La misión encomendada por el cardenal August Lienart había sido cumplida con éxito. Podía regresar a Roma. A las seis de la mañana, el chófer de Delmer Wu recogió al obispo Mahoney y lo trasladó al aeropuerto de la colonia. A bordo del Bombardier Global 5000, el lujoso y exclusivo avión privado del millonario, monseñor Emery Mahoney llegó al aeropuerto de Fiumicino horas después, tras realizar escalas técnicas en Singapur y Abu Dhabi. Allí le esperaba el Mercedes Benz con matrícula SCV del secretario de Estado vaticano para trasladarlo hasta la Santa Sede.
Maghagha, Egipto
Afdera recorrió los doscientos cincuenta kilómetros que unían la capital egipcia con la pequeña ciudad de Maghagha. El trayecto aparecía inundado de vergeles, palmerales y oasis rodeados de la arena milenaria que invadía las riberas del Nilo. Durante el viaje, la joven no pronunció palabra alguna y se dedicó a leer el diario de su abuela, una lectura tan sólo interrumpida cuando el chófer hacía sonar la bocina para hacer apartar alguna vaca de la carretera.

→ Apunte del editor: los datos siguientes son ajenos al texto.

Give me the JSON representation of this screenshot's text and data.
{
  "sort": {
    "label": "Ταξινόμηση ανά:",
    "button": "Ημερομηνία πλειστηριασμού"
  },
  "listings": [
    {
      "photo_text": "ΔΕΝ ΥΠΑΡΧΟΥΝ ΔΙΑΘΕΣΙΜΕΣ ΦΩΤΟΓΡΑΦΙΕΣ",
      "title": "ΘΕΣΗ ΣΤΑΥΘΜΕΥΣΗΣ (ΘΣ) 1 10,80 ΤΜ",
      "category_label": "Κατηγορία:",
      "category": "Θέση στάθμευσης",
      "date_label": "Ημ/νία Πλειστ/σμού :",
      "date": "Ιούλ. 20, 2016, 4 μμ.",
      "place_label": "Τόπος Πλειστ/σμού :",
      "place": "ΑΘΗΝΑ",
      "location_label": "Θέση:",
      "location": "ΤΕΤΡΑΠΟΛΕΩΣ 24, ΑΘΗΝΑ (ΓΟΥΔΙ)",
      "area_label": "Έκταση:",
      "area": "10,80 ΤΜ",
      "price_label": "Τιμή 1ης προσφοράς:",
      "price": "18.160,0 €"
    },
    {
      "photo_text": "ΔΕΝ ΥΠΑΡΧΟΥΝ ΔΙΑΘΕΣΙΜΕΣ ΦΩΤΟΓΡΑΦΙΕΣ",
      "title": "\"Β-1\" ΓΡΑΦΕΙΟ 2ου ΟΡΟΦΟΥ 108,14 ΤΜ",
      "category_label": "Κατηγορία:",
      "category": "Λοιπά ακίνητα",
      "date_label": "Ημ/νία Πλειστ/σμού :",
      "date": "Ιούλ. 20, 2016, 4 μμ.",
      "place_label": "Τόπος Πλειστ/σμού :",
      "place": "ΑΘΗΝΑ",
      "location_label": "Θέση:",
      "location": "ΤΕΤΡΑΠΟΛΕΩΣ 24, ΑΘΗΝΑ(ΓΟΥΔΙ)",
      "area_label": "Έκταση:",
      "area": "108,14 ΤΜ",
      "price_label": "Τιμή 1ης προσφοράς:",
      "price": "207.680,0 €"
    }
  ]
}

Maghagha era una ciudad monótonamente marrón, con un paisaje marrón, unas casas marrones y rodeada tan sólo de arena marrón. Para los cristianos, era un punto importante en la vida de la Sa grada Familia o, por lo menos, así lo creían los coptos. Huyendo de las persecuciones del rey Herodes, Jesús, María y José se habían refugiado en Egipto, en donde permanecieron durante cuatro años. Habían llegado al pueblo de Deir Al-Garnus, a diez kilómetros al oeste de Ashnin El Nasara, Markaz Maghagha. Al lado de la pared occidental de la iglesia de la Virgen había un profundo pozo en donde, según la tradición, se detuvieron a beber. De allí pasaron a un lugar llamado Ebay Esus, la Casa de Jesús, al este de Bahnasa, donde actualmente se levanta el pueblo de Sandafa.